Le « partenariat » entre le gouvernement et Mistral AI sert de vitrine à l’entreprise parisienne. Face à Paperjam, Julien Mensch relève que les Américains « flèchent beaucoup plus la demande publique », qu’il « faut de la commande publique » pour que les entreprises européennes de la tech’ « passent à l’échelle » (comme si la généralisation de l’IA devait s’ériger en objectif inéluctable). « Ce que nous faisons aujourd’hui avec le Luxembourg, c’est un excellent témoignage de ce qu’il faudrait faire à l’échelle européenne », conclut Mensch. Accessoirement, Mistral AI prestera un service pour le gouvernement. « La seule entreprise européenne qui produit un vrai modèle d’avant-garde », commente le directeur du CTIE, Patrick Houtsch, face au Land. L’entreprise française déploiera ses logiciels pour l’administration publique avec, pour commencer, la mise en œuvre de son chatbot, baptisé « Le Chat » au profit des agents de l’État. D’autres projets suivront, dont notamment le projet phare 4LM, dont l’objectif est double selon le gouvernement. Le recours à Mistral AI devrait permettre en premier lieu d’améliorer l’accès à l’information juridique (Legilux) pour les usagers, notamment grâce à des traductions automatiques ou des résumés simplifiés. Il soutiendra aussi les secteurs public et privé « dans la rédaction législative, l’analyse réglementaire et l’automatisation des démarches de conformité ». Le secteur financier, qui se plaint de la charge règlementaire, notamment en compliance, y verra un intérêt. Les données resteront également sur le territoire luxembourgeois dans une volonté de préservation de la souveraineté.

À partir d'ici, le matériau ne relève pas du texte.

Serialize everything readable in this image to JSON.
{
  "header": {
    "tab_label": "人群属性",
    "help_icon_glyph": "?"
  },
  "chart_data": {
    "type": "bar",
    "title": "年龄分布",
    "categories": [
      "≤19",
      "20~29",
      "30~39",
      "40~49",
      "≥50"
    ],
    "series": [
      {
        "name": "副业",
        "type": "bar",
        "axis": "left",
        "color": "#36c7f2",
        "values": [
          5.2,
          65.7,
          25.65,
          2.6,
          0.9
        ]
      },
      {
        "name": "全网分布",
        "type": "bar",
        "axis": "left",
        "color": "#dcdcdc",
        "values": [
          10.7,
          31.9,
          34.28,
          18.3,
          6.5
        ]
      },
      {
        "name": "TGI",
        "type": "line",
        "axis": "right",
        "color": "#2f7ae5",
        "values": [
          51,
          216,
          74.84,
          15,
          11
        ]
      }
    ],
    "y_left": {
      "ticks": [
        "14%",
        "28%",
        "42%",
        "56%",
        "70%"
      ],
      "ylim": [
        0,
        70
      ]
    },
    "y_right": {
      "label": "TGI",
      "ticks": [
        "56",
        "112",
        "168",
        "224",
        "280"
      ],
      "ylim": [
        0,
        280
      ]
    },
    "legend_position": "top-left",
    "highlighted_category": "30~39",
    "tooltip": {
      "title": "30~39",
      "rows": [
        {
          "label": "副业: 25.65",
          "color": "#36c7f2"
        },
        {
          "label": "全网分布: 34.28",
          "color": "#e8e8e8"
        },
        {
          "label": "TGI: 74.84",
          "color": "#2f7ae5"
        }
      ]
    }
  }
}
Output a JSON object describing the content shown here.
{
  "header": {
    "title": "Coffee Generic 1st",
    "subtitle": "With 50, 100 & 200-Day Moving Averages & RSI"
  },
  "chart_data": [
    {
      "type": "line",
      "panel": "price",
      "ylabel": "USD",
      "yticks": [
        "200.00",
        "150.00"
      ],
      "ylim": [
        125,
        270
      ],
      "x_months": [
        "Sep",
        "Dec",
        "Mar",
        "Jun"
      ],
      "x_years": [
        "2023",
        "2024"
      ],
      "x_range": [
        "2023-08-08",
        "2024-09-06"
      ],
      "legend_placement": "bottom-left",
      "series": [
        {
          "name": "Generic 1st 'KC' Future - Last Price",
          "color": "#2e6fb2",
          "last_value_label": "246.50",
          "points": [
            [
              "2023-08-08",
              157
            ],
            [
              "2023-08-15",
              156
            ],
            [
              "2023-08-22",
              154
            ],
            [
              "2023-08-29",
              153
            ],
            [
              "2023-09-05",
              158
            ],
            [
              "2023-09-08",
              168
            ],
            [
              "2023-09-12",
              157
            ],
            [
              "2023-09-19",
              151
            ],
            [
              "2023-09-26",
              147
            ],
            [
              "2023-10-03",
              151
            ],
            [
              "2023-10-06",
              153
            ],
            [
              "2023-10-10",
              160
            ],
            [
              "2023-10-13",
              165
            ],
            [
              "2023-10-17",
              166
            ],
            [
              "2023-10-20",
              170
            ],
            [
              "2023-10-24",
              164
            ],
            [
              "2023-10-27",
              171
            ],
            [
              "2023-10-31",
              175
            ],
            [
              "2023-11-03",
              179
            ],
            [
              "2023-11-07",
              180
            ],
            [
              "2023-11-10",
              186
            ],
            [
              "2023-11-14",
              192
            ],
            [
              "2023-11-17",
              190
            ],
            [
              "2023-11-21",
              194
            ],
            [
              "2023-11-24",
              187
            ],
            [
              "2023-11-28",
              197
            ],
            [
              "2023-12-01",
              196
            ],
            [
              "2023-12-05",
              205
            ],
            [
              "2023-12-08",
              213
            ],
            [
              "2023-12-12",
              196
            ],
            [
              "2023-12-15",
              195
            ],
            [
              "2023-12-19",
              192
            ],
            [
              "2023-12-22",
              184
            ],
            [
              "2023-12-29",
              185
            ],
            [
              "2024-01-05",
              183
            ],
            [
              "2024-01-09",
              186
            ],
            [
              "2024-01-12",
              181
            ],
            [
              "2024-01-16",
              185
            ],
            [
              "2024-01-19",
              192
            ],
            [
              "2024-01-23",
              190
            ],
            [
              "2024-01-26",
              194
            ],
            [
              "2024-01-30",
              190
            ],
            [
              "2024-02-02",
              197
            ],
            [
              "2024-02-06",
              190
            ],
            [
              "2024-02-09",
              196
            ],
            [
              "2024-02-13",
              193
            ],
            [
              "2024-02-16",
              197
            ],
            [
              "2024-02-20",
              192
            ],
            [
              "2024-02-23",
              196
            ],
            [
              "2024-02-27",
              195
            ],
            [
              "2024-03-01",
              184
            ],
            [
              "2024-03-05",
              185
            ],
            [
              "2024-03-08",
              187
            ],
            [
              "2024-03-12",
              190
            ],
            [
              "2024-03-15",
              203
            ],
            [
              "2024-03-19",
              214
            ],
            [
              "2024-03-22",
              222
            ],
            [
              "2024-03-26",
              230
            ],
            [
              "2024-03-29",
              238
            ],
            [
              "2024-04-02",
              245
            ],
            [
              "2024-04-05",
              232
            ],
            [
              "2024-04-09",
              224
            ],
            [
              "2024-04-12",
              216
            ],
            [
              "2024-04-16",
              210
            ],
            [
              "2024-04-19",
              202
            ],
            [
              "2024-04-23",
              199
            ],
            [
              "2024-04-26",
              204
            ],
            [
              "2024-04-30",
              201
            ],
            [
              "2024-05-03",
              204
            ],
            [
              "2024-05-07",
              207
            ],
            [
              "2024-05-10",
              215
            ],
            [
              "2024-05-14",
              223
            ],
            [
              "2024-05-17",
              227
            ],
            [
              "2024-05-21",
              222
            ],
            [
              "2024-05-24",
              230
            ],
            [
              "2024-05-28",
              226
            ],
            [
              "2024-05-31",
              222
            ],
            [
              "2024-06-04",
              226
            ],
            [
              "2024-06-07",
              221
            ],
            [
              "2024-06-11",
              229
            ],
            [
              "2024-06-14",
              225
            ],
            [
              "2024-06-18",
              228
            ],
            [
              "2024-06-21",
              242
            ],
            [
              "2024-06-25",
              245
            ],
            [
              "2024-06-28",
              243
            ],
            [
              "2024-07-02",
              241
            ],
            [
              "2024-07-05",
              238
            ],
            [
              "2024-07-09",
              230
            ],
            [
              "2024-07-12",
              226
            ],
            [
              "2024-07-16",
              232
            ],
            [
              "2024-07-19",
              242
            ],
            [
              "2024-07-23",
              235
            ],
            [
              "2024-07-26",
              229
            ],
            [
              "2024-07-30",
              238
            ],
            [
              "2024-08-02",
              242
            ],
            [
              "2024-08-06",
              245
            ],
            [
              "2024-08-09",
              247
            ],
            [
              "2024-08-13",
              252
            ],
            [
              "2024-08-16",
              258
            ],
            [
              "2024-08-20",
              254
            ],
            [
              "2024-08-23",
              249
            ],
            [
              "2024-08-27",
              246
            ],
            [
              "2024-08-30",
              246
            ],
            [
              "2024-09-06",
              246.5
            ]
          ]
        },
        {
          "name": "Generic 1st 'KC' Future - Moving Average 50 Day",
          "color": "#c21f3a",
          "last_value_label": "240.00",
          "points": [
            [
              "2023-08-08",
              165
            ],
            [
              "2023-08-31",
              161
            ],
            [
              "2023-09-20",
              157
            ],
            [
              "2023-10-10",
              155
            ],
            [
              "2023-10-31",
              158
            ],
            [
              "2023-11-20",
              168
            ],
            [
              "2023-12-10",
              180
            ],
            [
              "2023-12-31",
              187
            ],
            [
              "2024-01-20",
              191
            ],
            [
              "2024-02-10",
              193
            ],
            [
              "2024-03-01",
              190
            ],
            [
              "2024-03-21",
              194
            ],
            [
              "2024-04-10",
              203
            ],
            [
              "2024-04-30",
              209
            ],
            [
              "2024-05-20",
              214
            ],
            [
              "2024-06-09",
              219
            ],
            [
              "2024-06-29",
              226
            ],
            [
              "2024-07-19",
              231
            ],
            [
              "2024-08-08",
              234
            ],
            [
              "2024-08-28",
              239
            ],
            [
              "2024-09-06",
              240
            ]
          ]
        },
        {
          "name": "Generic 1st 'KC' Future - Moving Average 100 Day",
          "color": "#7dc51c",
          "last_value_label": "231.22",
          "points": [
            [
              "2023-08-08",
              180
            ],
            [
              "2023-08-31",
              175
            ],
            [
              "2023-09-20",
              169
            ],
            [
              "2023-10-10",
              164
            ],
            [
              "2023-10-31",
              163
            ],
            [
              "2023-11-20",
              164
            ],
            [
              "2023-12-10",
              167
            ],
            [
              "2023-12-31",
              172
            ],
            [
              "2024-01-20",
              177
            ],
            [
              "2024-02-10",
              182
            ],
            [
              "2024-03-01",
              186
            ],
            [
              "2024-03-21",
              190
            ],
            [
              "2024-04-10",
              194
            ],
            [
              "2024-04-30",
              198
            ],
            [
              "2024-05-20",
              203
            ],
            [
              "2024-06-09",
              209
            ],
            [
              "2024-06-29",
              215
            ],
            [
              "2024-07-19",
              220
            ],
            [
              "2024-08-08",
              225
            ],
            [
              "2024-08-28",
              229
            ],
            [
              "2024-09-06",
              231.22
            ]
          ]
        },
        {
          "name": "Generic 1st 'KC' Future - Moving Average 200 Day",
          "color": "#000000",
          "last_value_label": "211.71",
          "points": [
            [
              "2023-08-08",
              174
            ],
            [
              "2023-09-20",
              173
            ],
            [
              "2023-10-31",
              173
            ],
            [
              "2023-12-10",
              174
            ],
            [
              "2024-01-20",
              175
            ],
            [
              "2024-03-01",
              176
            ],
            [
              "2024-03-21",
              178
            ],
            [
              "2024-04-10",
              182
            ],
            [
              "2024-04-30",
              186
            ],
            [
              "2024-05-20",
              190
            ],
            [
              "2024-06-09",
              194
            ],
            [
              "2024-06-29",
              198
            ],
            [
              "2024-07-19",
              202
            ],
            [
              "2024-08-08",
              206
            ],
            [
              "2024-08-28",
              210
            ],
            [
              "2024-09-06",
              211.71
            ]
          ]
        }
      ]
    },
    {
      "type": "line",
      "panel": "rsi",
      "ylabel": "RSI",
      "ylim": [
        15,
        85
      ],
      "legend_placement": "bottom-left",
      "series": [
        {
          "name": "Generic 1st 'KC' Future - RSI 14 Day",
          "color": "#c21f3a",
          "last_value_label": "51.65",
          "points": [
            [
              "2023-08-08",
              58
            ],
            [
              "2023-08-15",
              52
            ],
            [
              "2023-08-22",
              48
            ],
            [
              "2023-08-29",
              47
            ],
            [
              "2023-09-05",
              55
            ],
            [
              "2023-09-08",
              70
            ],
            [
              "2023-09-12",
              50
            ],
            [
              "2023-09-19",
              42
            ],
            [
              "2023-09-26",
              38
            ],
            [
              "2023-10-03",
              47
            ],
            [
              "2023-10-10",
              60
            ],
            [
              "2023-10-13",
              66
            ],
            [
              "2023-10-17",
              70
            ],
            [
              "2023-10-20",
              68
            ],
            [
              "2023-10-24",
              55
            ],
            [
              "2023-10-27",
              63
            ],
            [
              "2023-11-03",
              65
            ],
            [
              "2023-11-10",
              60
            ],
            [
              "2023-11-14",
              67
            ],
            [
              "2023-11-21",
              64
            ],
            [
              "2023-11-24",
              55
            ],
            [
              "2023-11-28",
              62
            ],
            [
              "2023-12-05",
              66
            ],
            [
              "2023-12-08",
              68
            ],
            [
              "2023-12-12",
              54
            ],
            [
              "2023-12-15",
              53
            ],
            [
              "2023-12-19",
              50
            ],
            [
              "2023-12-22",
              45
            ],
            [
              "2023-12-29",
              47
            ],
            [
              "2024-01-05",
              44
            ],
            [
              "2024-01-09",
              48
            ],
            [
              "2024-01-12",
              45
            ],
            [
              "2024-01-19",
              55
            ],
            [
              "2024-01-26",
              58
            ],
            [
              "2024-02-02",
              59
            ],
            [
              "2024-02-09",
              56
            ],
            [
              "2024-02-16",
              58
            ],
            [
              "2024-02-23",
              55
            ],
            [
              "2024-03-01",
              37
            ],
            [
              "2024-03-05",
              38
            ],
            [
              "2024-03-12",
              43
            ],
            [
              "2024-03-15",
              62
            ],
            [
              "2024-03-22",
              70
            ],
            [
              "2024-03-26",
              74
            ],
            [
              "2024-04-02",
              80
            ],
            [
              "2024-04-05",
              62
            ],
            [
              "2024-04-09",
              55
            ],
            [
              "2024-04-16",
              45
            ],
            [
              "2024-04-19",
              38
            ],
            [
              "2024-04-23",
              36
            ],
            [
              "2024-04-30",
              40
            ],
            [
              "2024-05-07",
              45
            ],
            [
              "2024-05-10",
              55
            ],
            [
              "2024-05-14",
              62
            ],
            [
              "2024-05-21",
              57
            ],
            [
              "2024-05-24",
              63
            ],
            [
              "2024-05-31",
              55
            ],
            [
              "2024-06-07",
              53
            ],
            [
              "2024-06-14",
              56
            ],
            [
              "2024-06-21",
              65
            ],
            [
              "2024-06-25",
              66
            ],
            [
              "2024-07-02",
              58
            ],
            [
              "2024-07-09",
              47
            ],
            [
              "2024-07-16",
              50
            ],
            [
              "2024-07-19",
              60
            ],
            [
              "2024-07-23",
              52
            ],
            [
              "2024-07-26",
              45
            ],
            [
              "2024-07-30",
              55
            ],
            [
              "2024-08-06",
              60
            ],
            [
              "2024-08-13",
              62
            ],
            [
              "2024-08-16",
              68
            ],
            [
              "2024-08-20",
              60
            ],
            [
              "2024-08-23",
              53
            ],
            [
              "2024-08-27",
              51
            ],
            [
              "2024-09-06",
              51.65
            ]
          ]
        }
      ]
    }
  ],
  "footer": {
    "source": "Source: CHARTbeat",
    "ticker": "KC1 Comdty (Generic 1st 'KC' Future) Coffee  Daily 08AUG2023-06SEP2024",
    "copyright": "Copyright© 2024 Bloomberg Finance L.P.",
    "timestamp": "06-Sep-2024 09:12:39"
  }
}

Quel est le coût de ce « partenariat » servant aussi au Premier ministre de « vitrine » ? « Comme c’est le cas dans la plupart des contrats commerciaux, les clauses liant les parties sont par nature confidentielles », répond le ministère d’État. 39,5 millions d’euros (HTVA) sur cinq ans, lâche le CTIE qui se réfère à la procédure de marché négocié qui a été ouverte. (Il s’agit là de la seule partie administrative. Mistral AI a également signé un accord dans le domaine de la Défense.) Patrick Houtsch explique qu’il n’est pas question ici « de remplacer l’humain, mais de s’adjoindre un outil ». Contactée par le Land, la CGFP voit d’un bon œil le recours à l’IA pour rendre les services publics plus efficaces, mais le « seul syndicat représentatif au niveau national dans la fonction publique » regrette de ne pas avoir été impliqué dans la procédure : « Cela prouve une fois de plus que le gouvernement n’accorde aucune importance à un véritable dialogue social ». La CGFP entend donc intervenir auprès du gouvernement « afin d’être informée dans les plus brefs délais ».